Filter-and-Sum Beamforming

The filter-and-sum beamforming is one of the simplest beamforming techniques but still gives a very good performance. It is based on the fact that applying different phase weights to the input channels the main lobe of the directivity pattern can be steered to a desired location, where the acoustic input comes from. It differs from the simpler delay-and-sum beamformer in that an independent weight is applied to each of the channels before summing them.

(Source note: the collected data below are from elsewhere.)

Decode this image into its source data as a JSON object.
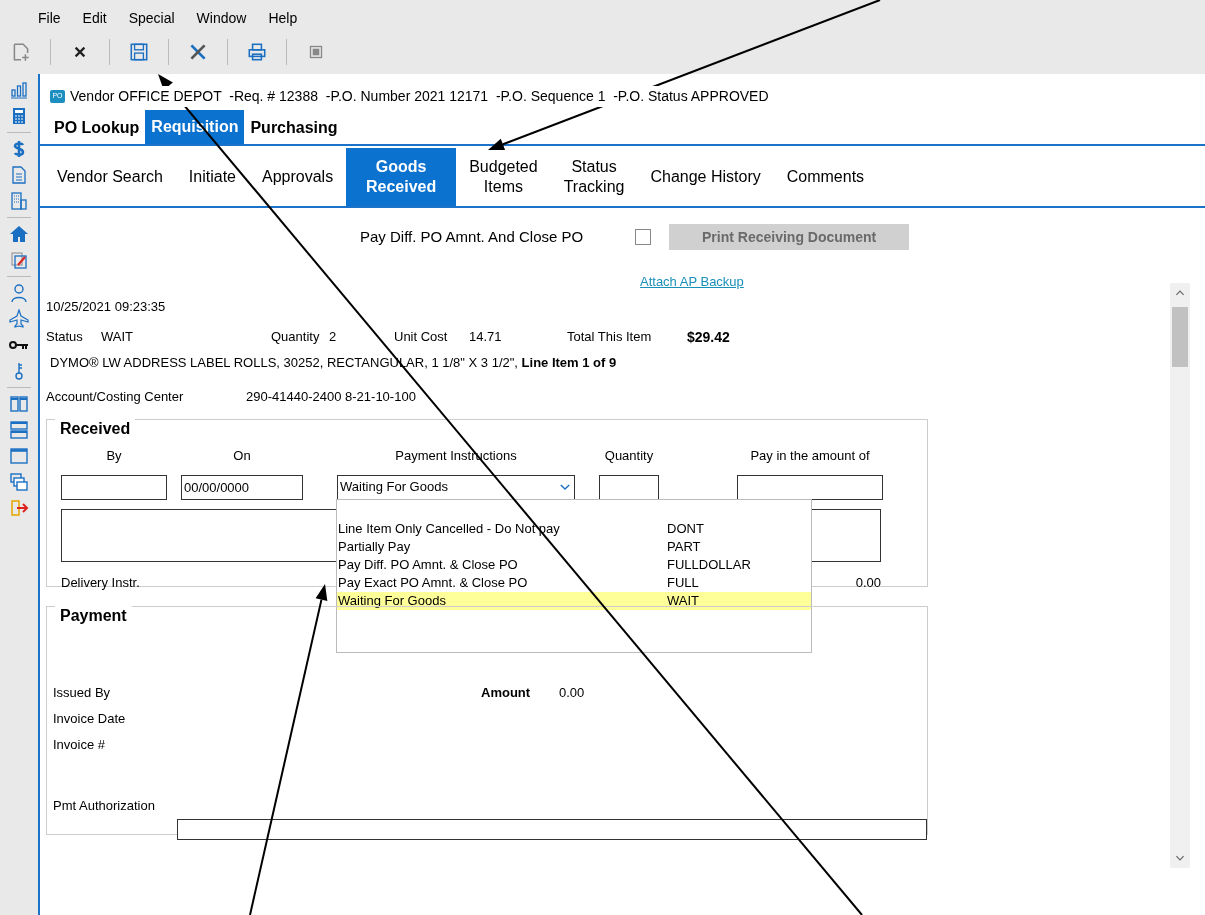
{
  "menu": [
    "File",
    "Edit",
    "Special",
    "Window",
    "Help"
  ],
  "header": {
    "badge": "PO",
    "text": "Vendor OFFICE DEPOT  -Req. # 12388  -P.O. Number 2021 12171  -P.O. Sequence 1  -P.O. Status APPROVED"
  },
  "top_tabs": [
    {
      "label": "PO Lookup",
      "selected": false
    },
    {
      "label": "Requisition",
      "selected": true
    },
    {
      "label": "Purchasing",
      "selected": false
    }
  ],
  "sub_tabs": [
    {
      "lines": [
        "Vendor Search"
      ],
      "selected": false
    },
    {
      "lines": [
        "Initiate"
      ],
      "selected": false
    },
    {
      "lines": [
        "Approvals"
      ],
      "selected": false
    },
    {
      "lines": [
        "Goods",
        "Received"
      ],
      "selected": true
    },
    {
      "lines": [
        "Budgeted",
        "Items"
      ],
      "selected": false
    },
    {
      "lines": [
        "Status",
        "Tracking"
      ],
      "selected": false
    },
    {
      "lines": [
        "Change History"
      ],
      "selected": false
    },
    {
      "lines": [
        "Comments"
      ],
      "selected": false
    }
  ],
  "pay_diff": {
    "label": "Pay Diff. PO Amnt. And Close PO",
    "checked": false
  },
  "print_button": {
    "label": "Print Receiving Document",
    "disabled": true
  },
  "attach_link": "Attach AP Backup",
  "timestamp": "10/25/2021 09:23:35",
  "summary": [
    {
      "label": "Status",
      "value": "WAIT"
    },
    {
      "label": "Quantity",
      "value": "2"
    },
    {
      "label": "Unit Cost",
      "value": "14.71"
    },
    {
      "label": "Total This Item",
      "value": "$29.42"
    }
  ],
  "description": "DYMO® LW ADDRESS LABEL ROLLS, 30252, RECTANGULAR, 1 1/8\" X 3 1/2\", **Line Item 1 of 9**",
  "account": {
    "label": "Account/Costing Center",
    "value": "290-41440-2400  8-21-10-100"
  },
  "received": {
    "title": "Received",
    "columns": [
      "By",
      "On",
      "Payment Instructions",
      "Quantity",
      "Pay in the amount of"
    ],
    "on": "00/00/0000",
    "payment_instructions": "Waiting For Goods",
    "delivery_label": "Delivery Instr.",
    "delivery_amount": "0.00",
    "options": [
      {
        "label": "Line Item Only Cancelled - Do Not pay",
        "code": "DONT",
        "selected": false
      },
      {
        "label": "Partially Pay",
        "code": "PART",
        "selected": false
      },
      {
        "label": "Pay Diff. PO Amnt. & Close PO",
        "code": "FULLDOLLAR",
        "selected": false
      },
      {
        "label": "Pay Exact PO Amnt. & Close PO",
        "code": "FULL",
        "selected": false
      },
      {
        "label": "Waiting For Goods",
        "code": "WAIT",
        "selected": true
      }
    ]
  },
  "payment": {
    "title": "Payment",
    "issued_by": "Issued By",
    "amount_label": "Amount",
    "amount": "0.00",
    "invoice_date": "Invoice Date",
    "invoice_no": "Invoice #",
    "authorization": "Pmt Authorization"
  }
}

Figure 5.1: Linear microphone array with all microphones equidistant at distance d

Let us consider the hypothetical case of a microphone array composed of $ N$ microphones, as seen in figure 5.1, with identical frequency response and equal distance between any two adjacent microphones, of value d meters. If only the horizontal directivity pattern is considered ( $ \theta = \pi/2$) and have microphones with equal amplitude weights $ a_{n}(f) =
1/N$, the main lobe can be steered to the direction $ \phi$' using a basic delay-and-sum beamforming by applying the following phase weights to the channels:

$\displaystyle \varphi_{n} = \frac{-2\pi(n-1)d cos(\phi')f}{c}$ (5.1)

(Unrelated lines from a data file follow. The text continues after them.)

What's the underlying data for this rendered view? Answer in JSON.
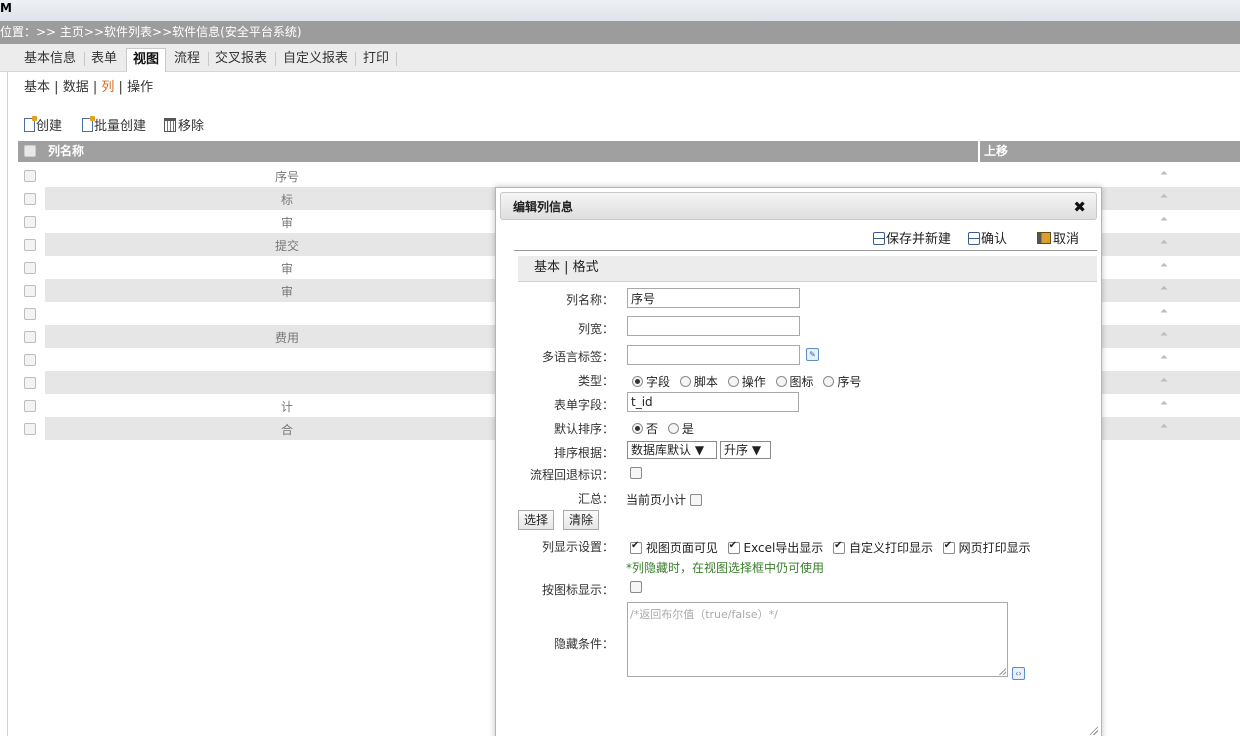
{
  "app": {
    "logo_text": "M"
  },
  "breadcrumb": "位置：>> 主页>>软件列表>>软件信息(安全平台系统)",
  "tabs": [
    {
      "label": "基本信息"
    },
    {
      "label": "表单"
    },
    {
      "label": "视图",
      "active": true
    },
    {
      "label": "流程"
    },
    {
      "label": "交叉报表"
    },
    {
      "label": "自定义报表"
    },
    {
      "label": "打印"
    }
  ],
  "subnav": {
    "items": [
      "基本",
      "数据",
      "列",
      "操作"
    ],
    "current": "列",
    "separator": "|"
  },
  "toolbar": {
    "create": "创建",
    "batch_create": "批量创建",
    "remove": "移除"
  },
  "grid": {
    "col_name": "列名称",
    "col_up": "上移",
    "up_glyph": "⏶",
    "rows": [
      "序号",
      "标",
      "审",
      "提交",
      "审",
      "审",
      "",
      "费用",
      "",
      "",
      "计",
      "合"
    ]
  },
  "dialog": {
    "title": "编辑列信息",
    "close_glyph": "✖",
    "actions": {
      "save_new": "保存并新建",
      "confirm": "确认",
      "cancel": "取消"
    },
    "tabs": "基本 | 格式",
    "fields": {
      "col_name": {
        "label": "列名称：",
        "value": "序号"
      },
      "col_width": {
        "label": "列宽：",
        "value": ""
      },
      "i18n": {
        "label": "多语言标签：",
        "value": ""
      },
      "type": {
        "label": "类型：",
        "options": [
          "字段",
          "脚本",
          "操作",
          "图标",
          "序号"
        ],
        "selected": "字段"
      },
      "form_field": {
        "label": "表单字段：",
        "value": "t_id"
      },
      "default_sort": {
        "label": "默认排序：",
        "options": [
          "否",
          "是"
        ],
        "selected": "否"
      },
      "sort_by": {
        "label": "排序根据：",
        "value": "数据库默认",
        "order": "升序"
      },
      "flow_back": {
        "label": "流程回退标识："
      },
      "summary": {
        "label": "汇总：",
        "text": "当前页小计"
      },
      "select_btn": "选择",
      "clear_btn": "清除",
      "display": {
        "label": "列显示设置：",
        "options": [
          "视图页面可见",
          "Excel导出显示",
          "自定义打印显示",
          "网页打印显示"
        ],
        "hint": "*列隐藏时，在视图选择框中仍可使用"
      },
      "icon_display": {
        "label": "按图标显示："
      },
      "hide_cond": {
        "label": "隐藏条件：",
        "placeholder": "/*返回布尔值（true/false）*/"
      }
    }
  },
  "colors": {
    "breadcrumb_bg": "#9c9c9c",
    "header_bg": "#a0a0a0",
    "active_subnav": "#d2691e",
    "hint": "#3a7d2c"
  }
}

Thus obtaining the following directivity pattern:

$\displaystyle D(f,\phi) = \frac{1}{N}\sum_{n=1}^{N}e^{j\frac{2\pi f(n-1)d(cos \phi - cos \phi')}{c}}$ (5.2)

where the term $ cos \phi'$ forces the main lobe to move to the direction $ \phi = \phi'$.

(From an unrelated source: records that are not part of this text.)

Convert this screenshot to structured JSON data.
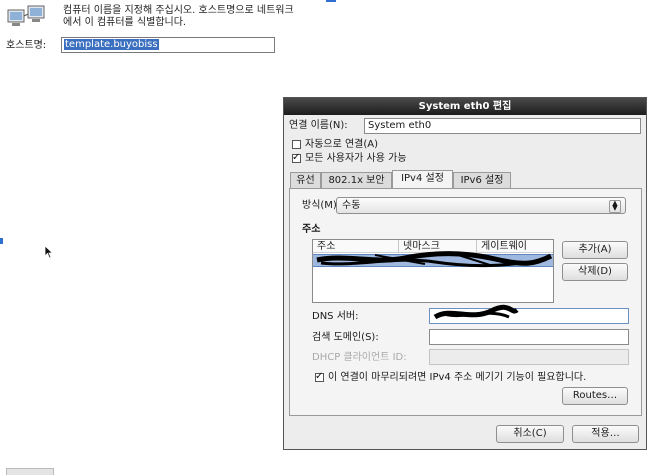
{
  "installer": {
    "info_line1": "컴퓨터 이름을 지정해 주십시오. 호스트명으로 네트워크",
    "info_line2": "에서 이 컴퓨터를 식별합니다.",
    "hostname_label": "호스트명:",
    "hostname_value": "template.buyobiss"
  },
  "dialog": {
    "title": "System eth0 편집",
    "connection_name_label": "연결 이름(N):",
    "connection_name_value": "System eth0",
    "auto_connect_label": "자동으로 연결(A)",
    "auto_connect_checked": false,
    "all_users_label": "모든 사용자가 사용 가능",
    "all_users_checked": true,
    "tabs": [
      {
        "label": "유선",
        "active": false
      },
      {
        "label": "802.1x 보안",
        "active": false
      },
      {
        "label": "IPv4 설정",
        "active": true
      },
      {
        "label": "IPv6 설정",
        "active": false
      }
    ],
    "ipv4": {
      "method_label": "방식(M):",
      "method_value": "수동",
      "address_section_label": "주소",
      "columns": [
        "주소",
        "넷마스크",
        "게이트웨이"
      ],
      "add_button": "추가(A)",
      "delete_button": "삭제(D)",
      "dns_label": "DNS 서버:",
      "search_domain_label": "검색 도메인(S):",
      "dhcp_client_id_label": "DHCP 클라이언트 ID:",
      "require_ipv4_label": "이 연결이 마무리되려면 IPv4 주소 메기기 기능이 필요합니다.",
      "require_ipv4_checked": true,
      "routes_button": "Routes…"
    },
    "cancel_button": "취소(C)",
    "apply_button": "적용…"
  }
}
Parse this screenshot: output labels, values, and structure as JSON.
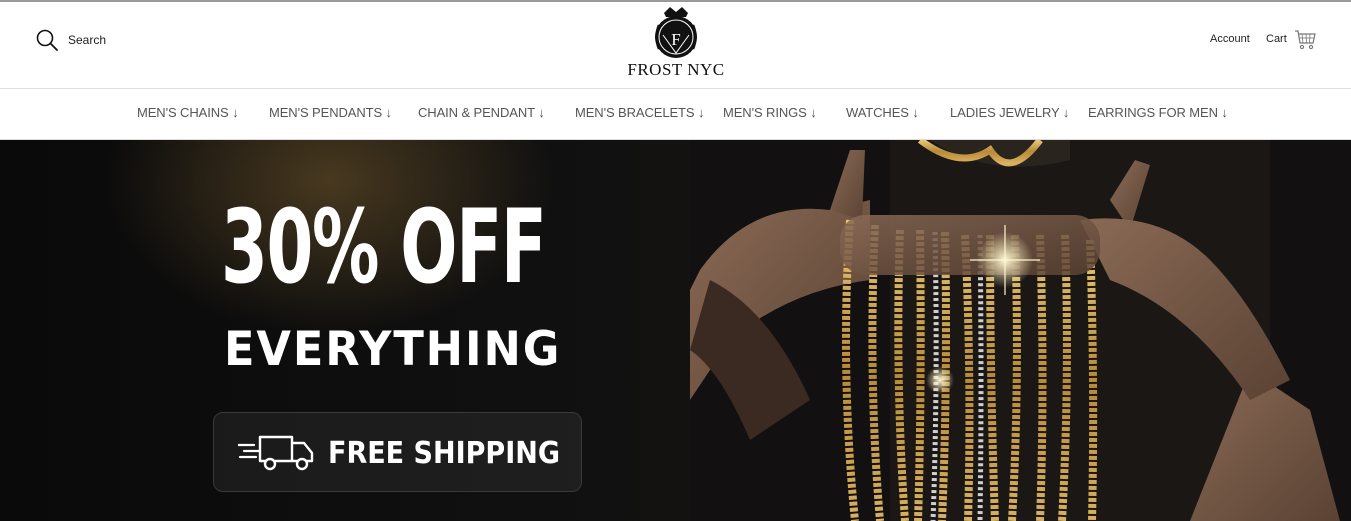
{
  "header": {
    "search_label": "Search",
    "logo_text": "FROST NYC",
    "logo_monogram": "F",
    "account_label": "Account",
    "cart_label": "Cart"
  },
  "nav": {
    "items": [
      "MEN'S CHAINS ↓",
      "MEN'S PENDANTS ↓",
      "CHAIN & PENDANT ↓",
      "MEN'S BRACELETS ↓",
      "MEN'S RINGS ↓",
      "WATCHES ↓",
      "LADIES JEWELRY ↓",
      "EARRINGS FOR MEN ↓"
    ]
  },
  "hero": {
    "headline": "30% OFF",
    "subhead": "EVERYTHING",
    "shipping_label": "FREE SHIPPING",
    "image_icon": "gold-chains-photo"
  },
  "colors": {
    "hero_background": "#0a0a0a",
    "gold": "#c9a14a",
    "nav_text": "#555555"
  }
}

Such steering can be applied in real applications by inserting time delays to the different microphone inputs. In this case the delay to be applied to each microphone to steer at angle $ \phi'$ is:

$\displaystyle \tau_{n}=\frac{(n-1)d cos \phi'}{c}$ (5.3)

Each of the microphone inputs is delayed a time $ \tau_{n}$ and then all signals are summed to obtain the delay-and-sum output, as it can be seen in figure 5.2. The physical interpretation when the waveform front is considered flat is that $ \tau_{n}$ is the time that takes the same signal wave to reach each of the microphones.

By using such time delays equivalence the delay-and-sum output $ y(t)$ can be written as

$\displaystyle y(t) = \frac{1}{N}\sum_{n=1}^{N}x_{n}(t-\tau_{n})$ (5.4)

The basic delay-and-sum beamforming considers all channels to have an identical frequency response and then uses equal amplitude weights ($ a_{n}$) to all channels. In the application for meetings it will be considered that microphones have different (and unknown) frequency responses. This problem can be addressed by adding a non-uniform amplitude weight and making both amplitude and phase weights frequency dependent. Therefore obtaining a filter-and-sum beamforming system output as

$\displaystyle y(f)=\sum_{n=1}^{N}w_{n}(f)x_{n}(f) \equiv \sum_{n=1}^{N}a_{n}(f)...
...s \phi'}{c}j} \Longleftrightarrow y(t)=\sum_{n=1}^{N}a_{n}(t)x_{n}(t-\tau_{n})$ (5.5)

where $ w(f)$ is determined by eq. 2.31.

Figure 5.2 represents what is seen in equation 5.5. The input signal (considered to be coming from a distant source and flat) arrives to each microphone from an angle $ \phi^{'}$ at a different time instant. The signals from the different microphones are passed through a filter $ w_{i}$, independent for each microphone (1 through $ N$), which accounts for an amplitude and time delay (as seen in eq. 5.5). The output or ``enhanced'' signal is the sum of all filtered individual signals.

Figure 5.2: Filter and sum algorithm blocks diagram

This type of beamforming technique was selected for the implementation of the meetings system because it agrees with all desired characteristics. Furthermore, its simplicity allows for a fast implementation, normally under real-time, that allows it to eventually be used in a real-time system.